In September our child refused school. We listened and removed them. For two months we had a grace period, and it was like we had our child back. With that, the contact from various services disappeared- we were no longer high priority- apparently, we were fixed. But two months in and we were back in that sliding devastation. The violence re- started, with them threatening to kill themself and us, going into great detail about how he’ll slit our throats or chop us into tiny pieces. We are trapped in an impossible situation between keeping our younger two children safe and condemning our eldest to a mapped-out life of a residential care home under a Section 20 order, probably followed by time in the prison system or rehab system – take your pick.
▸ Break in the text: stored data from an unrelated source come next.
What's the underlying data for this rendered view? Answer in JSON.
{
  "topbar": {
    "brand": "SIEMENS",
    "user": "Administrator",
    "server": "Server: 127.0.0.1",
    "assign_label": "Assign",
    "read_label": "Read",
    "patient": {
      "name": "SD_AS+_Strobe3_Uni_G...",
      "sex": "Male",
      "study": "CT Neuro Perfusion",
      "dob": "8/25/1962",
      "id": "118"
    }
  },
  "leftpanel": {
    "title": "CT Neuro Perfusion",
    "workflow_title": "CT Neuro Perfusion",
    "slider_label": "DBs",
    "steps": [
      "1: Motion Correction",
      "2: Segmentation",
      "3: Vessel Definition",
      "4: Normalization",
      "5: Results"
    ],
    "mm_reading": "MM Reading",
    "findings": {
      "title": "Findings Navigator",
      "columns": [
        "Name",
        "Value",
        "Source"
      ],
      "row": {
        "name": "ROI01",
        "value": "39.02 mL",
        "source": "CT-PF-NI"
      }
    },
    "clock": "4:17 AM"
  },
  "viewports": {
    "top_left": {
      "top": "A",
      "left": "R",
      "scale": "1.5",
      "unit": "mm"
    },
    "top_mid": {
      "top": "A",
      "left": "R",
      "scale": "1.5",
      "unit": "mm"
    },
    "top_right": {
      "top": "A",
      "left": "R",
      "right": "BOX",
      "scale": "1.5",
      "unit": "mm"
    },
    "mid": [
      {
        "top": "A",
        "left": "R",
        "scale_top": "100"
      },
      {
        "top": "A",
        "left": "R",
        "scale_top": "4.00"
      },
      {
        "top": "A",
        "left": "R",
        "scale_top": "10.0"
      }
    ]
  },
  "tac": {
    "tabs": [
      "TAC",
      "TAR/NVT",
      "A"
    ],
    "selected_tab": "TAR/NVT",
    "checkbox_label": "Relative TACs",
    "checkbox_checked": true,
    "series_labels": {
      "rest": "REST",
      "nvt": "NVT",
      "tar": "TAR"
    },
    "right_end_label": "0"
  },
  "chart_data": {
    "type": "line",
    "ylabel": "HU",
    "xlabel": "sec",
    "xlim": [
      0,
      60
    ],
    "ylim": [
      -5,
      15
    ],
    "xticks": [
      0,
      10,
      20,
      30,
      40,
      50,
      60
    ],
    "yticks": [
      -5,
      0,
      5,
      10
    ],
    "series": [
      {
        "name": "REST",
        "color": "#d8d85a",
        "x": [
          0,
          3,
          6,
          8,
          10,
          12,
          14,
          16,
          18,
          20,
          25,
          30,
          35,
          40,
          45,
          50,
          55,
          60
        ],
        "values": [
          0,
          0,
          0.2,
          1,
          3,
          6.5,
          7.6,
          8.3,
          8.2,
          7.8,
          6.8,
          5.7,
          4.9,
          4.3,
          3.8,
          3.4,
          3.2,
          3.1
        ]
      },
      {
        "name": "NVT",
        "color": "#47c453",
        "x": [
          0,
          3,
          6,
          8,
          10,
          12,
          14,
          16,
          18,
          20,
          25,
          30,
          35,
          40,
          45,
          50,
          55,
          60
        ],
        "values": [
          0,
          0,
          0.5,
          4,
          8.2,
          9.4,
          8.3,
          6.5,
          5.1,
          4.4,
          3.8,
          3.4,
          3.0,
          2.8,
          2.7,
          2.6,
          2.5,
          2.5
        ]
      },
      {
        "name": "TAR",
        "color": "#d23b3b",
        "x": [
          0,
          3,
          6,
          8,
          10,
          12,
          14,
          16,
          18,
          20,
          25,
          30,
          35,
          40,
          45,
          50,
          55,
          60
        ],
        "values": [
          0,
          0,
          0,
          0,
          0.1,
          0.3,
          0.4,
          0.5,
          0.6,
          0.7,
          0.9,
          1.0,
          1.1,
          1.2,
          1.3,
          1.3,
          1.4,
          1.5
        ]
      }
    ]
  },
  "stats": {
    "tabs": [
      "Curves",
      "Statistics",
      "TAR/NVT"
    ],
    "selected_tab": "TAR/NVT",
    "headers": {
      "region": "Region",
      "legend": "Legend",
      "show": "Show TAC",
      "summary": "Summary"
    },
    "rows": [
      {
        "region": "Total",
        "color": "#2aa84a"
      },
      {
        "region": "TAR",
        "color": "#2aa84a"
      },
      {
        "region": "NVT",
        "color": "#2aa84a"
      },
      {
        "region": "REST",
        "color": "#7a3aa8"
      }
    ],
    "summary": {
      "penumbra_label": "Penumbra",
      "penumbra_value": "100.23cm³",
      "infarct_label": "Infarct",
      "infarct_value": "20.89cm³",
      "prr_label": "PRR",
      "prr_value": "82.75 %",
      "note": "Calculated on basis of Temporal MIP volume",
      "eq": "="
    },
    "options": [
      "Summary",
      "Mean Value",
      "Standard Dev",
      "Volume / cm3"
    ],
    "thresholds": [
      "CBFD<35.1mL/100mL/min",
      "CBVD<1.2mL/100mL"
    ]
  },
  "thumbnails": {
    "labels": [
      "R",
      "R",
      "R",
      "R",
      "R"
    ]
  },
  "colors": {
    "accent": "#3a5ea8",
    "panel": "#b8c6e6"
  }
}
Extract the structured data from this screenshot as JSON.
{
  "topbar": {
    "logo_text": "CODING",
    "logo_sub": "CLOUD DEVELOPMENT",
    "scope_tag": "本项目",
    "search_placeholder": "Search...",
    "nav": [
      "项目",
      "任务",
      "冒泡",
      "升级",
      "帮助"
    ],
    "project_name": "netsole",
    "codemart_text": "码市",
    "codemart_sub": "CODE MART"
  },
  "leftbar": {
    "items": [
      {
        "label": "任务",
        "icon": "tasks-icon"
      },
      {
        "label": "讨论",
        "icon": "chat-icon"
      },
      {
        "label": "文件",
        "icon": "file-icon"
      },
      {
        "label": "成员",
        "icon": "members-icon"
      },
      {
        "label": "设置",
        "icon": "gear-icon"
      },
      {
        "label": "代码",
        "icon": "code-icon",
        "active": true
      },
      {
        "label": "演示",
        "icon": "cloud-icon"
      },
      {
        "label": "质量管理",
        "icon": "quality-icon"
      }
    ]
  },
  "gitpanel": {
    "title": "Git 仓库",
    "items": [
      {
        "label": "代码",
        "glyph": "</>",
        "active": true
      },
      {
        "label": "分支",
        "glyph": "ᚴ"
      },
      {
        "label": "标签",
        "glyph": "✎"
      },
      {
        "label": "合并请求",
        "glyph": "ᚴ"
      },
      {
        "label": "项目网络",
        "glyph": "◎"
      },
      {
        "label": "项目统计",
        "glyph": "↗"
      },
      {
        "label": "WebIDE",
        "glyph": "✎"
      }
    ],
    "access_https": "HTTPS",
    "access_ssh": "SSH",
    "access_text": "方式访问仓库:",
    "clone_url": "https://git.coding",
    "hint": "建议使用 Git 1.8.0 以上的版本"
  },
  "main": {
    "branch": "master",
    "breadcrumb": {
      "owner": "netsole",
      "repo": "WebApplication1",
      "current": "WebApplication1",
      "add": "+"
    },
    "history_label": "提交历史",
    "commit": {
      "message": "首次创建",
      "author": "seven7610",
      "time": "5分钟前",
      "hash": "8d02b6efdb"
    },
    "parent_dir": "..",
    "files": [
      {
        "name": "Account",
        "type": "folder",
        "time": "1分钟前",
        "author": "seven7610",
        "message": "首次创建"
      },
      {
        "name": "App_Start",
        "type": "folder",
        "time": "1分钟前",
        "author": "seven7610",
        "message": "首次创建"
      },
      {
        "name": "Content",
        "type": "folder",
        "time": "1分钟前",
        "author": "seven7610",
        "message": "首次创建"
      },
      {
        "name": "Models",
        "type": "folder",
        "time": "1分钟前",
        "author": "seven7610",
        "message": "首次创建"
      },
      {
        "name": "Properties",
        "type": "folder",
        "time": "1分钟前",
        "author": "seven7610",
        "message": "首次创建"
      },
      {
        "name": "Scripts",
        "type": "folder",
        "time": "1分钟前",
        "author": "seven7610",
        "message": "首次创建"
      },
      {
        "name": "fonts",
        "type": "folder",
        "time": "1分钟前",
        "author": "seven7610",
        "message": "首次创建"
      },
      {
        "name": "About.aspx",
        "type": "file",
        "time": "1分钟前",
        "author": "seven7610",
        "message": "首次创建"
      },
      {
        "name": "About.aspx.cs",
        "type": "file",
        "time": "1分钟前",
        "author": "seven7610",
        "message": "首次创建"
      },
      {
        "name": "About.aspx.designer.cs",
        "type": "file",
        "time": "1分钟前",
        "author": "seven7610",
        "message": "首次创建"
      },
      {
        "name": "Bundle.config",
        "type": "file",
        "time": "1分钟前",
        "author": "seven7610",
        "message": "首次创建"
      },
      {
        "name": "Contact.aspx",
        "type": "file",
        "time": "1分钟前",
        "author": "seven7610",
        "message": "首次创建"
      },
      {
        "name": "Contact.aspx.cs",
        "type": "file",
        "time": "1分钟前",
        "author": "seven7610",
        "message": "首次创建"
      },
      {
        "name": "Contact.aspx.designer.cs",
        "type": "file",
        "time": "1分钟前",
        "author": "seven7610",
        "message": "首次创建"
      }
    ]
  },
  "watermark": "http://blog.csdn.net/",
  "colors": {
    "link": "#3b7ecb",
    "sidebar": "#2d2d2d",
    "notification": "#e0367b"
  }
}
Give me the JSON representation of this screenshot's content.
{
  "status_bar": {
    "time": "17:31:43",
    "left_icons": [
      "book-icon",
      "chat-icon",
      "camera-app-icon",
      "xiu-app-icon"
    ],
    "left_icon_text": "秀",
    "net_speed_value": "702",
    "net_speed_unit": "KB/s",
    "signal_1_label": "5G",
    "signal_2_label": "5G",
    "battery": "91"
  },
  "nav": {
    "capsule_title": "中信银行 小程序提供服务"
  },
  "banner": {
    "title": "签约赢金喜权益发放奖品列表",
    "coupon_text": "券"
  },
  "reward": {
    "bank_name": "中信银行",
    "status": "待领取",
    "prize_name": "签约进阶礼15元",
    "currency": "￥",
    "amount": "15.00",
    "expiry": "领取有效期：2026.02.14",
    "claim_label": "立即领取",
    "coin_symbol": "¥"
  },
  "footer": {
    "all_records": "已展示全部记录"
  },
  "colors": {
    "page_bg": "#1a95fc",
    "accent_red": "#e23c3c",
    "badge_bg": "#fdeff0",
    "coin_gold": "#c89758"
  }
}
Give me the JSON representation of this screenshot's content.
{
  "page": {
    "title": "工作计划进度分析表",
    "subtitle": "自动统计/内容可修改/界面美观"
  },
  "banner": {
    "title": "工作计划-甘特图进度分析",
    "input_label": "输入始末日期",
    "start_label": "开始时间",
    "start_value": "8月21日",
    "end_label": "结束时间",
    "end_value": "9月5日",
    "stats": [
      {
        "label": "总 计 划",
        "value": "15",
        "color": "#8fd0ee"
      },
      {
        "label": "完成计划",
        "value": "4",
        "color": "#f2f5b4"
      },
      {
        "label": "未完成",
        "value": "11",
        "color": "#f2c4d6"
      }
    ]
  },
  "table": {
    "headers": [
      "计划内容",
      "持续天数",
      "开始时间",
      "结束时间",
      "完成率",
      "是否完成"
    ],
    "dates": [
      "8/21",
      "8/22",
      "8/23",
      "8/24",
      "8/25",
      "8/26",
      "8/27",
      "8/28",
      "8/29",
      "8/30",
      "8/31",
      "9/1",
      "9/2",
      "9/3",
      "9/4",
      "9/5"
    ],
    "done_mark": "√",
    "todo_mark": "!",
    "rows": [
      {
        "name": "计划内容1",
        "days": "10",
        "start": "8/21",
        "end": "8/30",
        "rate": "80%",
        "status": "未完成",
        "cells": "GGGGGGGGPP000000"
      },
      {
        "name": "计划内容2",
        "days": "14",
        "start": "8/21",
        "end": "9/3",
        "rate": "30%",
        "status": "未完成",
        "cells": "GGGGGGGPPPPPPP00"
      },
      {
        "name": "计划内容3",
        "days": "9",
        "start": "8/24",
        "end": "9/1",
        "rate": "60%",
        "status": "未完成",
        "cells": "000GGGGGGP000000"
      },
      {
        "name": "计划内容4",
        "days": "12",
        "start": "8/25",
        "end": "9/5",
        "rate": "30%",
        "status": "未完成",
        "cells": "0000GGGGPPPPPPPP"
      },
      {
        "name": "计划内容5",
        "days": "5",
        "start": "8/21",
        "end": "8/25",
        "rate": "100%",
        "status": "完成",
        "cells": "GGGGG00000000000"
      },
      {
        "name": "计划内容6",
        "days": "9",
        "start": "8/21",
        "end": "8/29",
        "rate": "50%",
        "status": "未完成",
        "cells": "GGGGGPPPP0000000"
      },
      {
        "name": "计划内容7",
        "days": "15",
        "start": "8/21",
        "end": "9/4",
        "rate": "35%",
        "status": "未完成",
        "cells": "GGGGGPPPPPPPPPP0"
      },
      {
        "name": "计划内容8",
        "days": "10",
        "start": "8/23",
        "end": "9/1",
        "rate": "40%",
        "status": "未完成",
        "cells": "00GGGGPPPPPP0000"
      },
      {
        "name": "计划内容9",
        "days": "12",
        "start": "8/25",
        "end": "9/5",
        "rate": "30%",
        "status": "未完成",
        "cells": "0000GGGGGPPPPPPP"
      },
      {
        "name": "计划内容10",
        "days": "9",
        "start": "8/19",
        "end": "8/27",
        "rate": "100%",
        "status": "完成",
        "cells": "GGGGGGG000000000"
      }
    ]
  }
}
We fight constantly for our family to stay together but we have other children to consider. I do believe that if we hadn’t adopted, Social Services would have intervened on their behalf because of the level of violence and chaos within our home. We have even discussed selling our home, living separately, and keeping the children separate to allow our eldest to stay out of a care system and enable our younger two children some normality of a childhood. We would do anything for our children if it might work. At the point of Adoption Disruption, the only thing I do know is that with my eldest child going into the care system it will allow my younger children to experience a life without violence, it will stop them from being scared on a daily basis and will minimise the secondary trauma they are now experiencing.

We have the love, we are trauma informed, we have the means to home educate in a very bespoke way, we have the ability to facilitate any way of learning and experiences that will enable our children to flourish but we are crying out for more help and support. Our eldest child needs psychological assessments and 1-1 support, we all need some respite.

It is shocking, we are in crisis and there have been no actual quantified attempts between any department to work together, no ability to ‘think outside the box’ to enable our family to stay together. Nothing to prevent a child’s life from being further unequivocally damaged.

I have read countless stories over the last six months of adoption breakdowns. I see that once a placement breaks down the funding is available via a different department for a full-time carer, psych and medical appointments, relevant assessments to establish any underlining concerns, counselling 4 times a week, specific educational requirements and so on, so why is this not accessible to us now?
I also read how negative these environments are. How vulnerable children together will create additional problems, how things like smoking and drugs are prevalent, how they have left a caring loving home with people that love them and are desperately trying to get them help and are now with different support staff who work shifts and don’t really know their needs but have a job to do. If only just some of those things could be put in place now to prevent us from losing our child. To enable then to have a chance in life. To prevent the younger two siblings from losing their sibling. To enable the five of us to be safe within our home but stay together. To prevent the future of our family from being destroyed. To stop them from becoming another statistic in a broken system. One that spends millions on a campaign to encourage people to adopt sibling groups but nothing to maintain those families and keep them together.